Eket/Esit Eket (Ekid)

“The 1916 Supreme Court Judgment confirmed the ownership of the entire (Stubbs Creek) swamp land east of Qua Iboe River to Eket people. Indeed between 1914-1918 the Supreme Court siting in Calabar, the West African Court of Appeal (WACA) and the Privy Council in London had decided that the entire coastal Area from the creek known as Stubbs Creek and the sea extending from the mouth of Qua Iboe River Eastward along the sea shore to Child point (Okposo II) belongs to the Ekets, to wit: Esit Eket and Eket Local Government Areas.

“An Order/Law of the then Eastern Nigerian House of Assembly as amended in 1955 establishing Stubbs Creek’s Forest Reserve spanning from big town in Ibeno Local Government through Edo, Uquo, Akpautong, OdoroNkit, and Ntak Inyang communities in Esit Eket Local Government Area with a map duly delineated, described and surveyed with beacon stones at strategic locations by then Eastern Regional Government of Nigeria in 1929 fully established the owners of each section and village of the Stubbs Creek.

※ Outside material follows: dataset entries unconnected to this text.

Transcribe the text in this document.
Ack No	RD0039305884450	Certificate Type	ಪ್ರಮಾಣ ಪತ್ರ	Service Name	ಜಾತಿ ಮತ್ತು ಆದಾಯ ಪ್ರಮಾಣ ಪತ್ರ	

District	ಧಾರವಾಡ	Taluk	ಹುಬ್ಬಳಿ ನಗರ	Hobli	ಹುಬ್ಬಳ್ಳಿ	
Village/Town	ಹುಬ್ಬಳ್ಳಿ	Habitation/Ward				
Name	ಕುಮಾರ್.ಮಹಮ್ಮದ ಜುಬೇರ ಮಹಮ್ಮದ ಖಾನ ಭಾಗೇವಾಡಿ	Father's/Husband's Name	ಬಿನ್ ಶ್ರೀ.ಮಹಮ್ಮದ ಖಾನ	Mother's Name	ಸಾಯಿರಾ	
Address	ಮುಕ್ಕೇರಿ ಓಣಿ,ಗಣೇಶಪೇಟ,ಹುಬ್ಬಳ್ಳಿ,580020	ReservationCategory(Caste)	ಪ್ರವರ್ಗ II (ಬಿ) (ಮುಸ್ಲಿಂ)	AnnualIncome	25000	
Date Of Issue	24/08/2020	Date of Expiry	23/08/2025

” In Suit No. HEK/108/2002 an Order of Court had expressly directed the Surveyor General of Akwa Ibom State to “produce map of Esit Eket Local Government Area and Akwa Ibom State locating the village Ine Akpautong in its proper position in Esit Eket Local Government Area”. Akwa Ibom State Government has only complied with this order by the just concluded mapping.


“In the 1947 and 1948 cases the people of Onna obtained judgment in the Akata case (MO/48/1947 and MO/33a/1948) that established Akata as the natural outlet to the sea for ONNA people.

“The Cross River State Law No 9 of 1983 in Gazette No 33 at page A87 listed the villages of Ntafre, Iwud Ukpum, and Ine Ikwe amongs in Oniong and Nung Ndem clans; granting Oniong and Nung Ndem clans of Onna Local Government Area access to the sea.


“In the 1995 Judicial Commission of Inquiry Report into the Land dispute between Okoroette in Ikot Abasi Local Government Area then and Ikot Ekong, Ikot Akpaden, Ikot Obio Ndoho etc all in Mkpat Enin Local Government Area, expressly recommended that the Local Government Boundaries Commission be advised to amend the boundary between Ikot Abasi and Mkpat Enin using the plan of the land in dispute in line with the West African Court of Appeal (WACA) judgment in suit nos. C/21/41 and C/8/43 (consolidated suites between the Ibibio versus Opobo and Andoni) accordingly, the eight villages of Okoroette, Amadaka, Elile, Kampa, Okoro Mbokho, Iko, Akpabom and Atabrikang II should thus be included in Mkpat Enin Local Government Area. Only in the just concluded mapping of the State has this order been complied with.

” The 1990 case (HET/23/77) and its subsequent Appeal (2001) Ndon Ibotio and Ibotio people won its right over Iko in respect of all Ikot Udobia Land granting them access to the sea.


” In 1941, in the celebrated Down Bellow case, at the West African Court of Appeal (WACA) (C/8/1943) gave all the land, left bank of Imo River as far down to Opobo River to Qua Iboe River to Ibibios; which today are the people of Ete.

“For the avoidance of doubt, the Ijaws, including those who have just suddenly realised that they are Ijaws and Obollo must be contented with lands donated them by our forebears, when they the Ijaws arrived in distress on our shores. For, when they arrived, they didn’t bring any land in the boats with them.

“The Coalition would like to put the Ijaws and Obollo on notice that we are not opposed to their continuous canvassing for Ijaw or Obollo State or any State of such appellation ( as they did during the 2014 National Conference) but no Ibibio aboriginal land would be part of such State.

“While it is our choice to stay with our Ibibio kith and kin in a united Akwa Ibom State, we do not prevent them from returning to their homeland and join their Ijaws and Obollo brothers in their State, instead of whipping false public sentiments on what does not rightly, legally and naturally belong to them,” the coalition stated.